Illustration shows looping magnetic field lines that connect a disk of gas to the black hole that it surrounds. NASA

Scientists now claim that for the first time, they’ve observed energy extracted from a black hole, or more precisely, from the whirl of surrounding space that, according to previous studies, a spinning black hole drags along with it (SN: 11/15/97, p. 308).

Jörn Wilms of the University of Tübingen in Germany and his colleagues, who include Christopher S. Reynolds of the University of Maryland in College Park, base their findings on studies of a supermassive black hole about 100 million times the sun’s mass. It lies 100 million light-years from Earth and within the core of the galaxy MCG-6–30–15.

Using the European Space Agency’s X-ray Multi-Mirror Mission-Newton (XMM-Newton) satellite, the team observed emissions from ionized iron atoms just outside the hole. Several features of the emissions suggest the spinning black hole has given up some of its rotational energy to the ions, Wilms and his colleagues report in an upcoming Monthly Notices of the Royal Astronomical Society.

For years, astronomers have observed X rays from the regions around suspected black holes. The radiation comes from the swirling disk of gas that forms there. As gas particles fall toward the hole, they lose gravitational energy, ultimately converting some of it into heat and X rays. This process occurs throughout the disk, but a spectrum taken by XMM-Newton indicates that the X-ray emissions from the iron ions primarily come from just one part.

One of the spikes in the iron-ion spectrum provides a strong clue for this localization. The spike is extremely broad, indicating that the ions whip around the hole very rapidly and experience an extraordinarily strong gravitational tug.

The observed broadening is only possible, the researchers say, at the inner rim, the swiftest part of the disk.

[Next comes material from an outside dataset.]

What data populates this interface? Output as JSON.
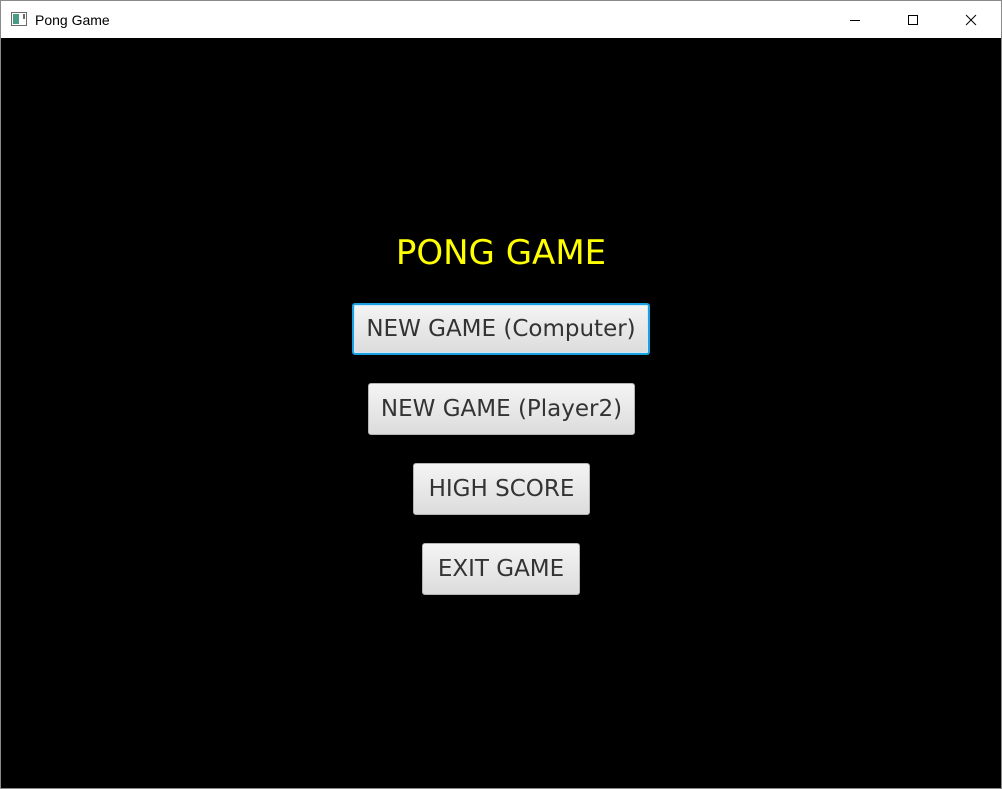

Moreover, the X rays are too bright to be explained solely by the gravitational infall of gas. Some extra energy source must heat the ions, the astronomers surmise.

One explanation is that the spinning black hole and its surroundings transfer rotational energy to these iron ions. Theorists have long predicted that such energy extraction could be achieved via magnetic fields linking the disk to the hole.

In their 1977 proposal, Roger D. Blandford, now at the California Institute of Technology in Pasadena, and Roman Znajek of the University of Cambridge in England noted that the churning of its ionized gas gives the disk a large magnetic field. One end of each of the ropelike magnetic field lines remains anchored in the disk, while the other is carried off by gas particles as they exit the disk and fall into the hole.

Because the end of each magnetic field line tied to the hole whips around faster than the end anchored in the disk, there’s tension that slows the black hole’s spin and pumps the energy into the inner part of the disk. The energy drives the ions there to glow brighter.

Despite the match between theory and data, Blandford cautions the idea remains controversial. Coleman Miller of the University of Maryland is more enthusiastic. He says the findings provide both evidence that supermassive black holes spin and a new way to elucidate their workings.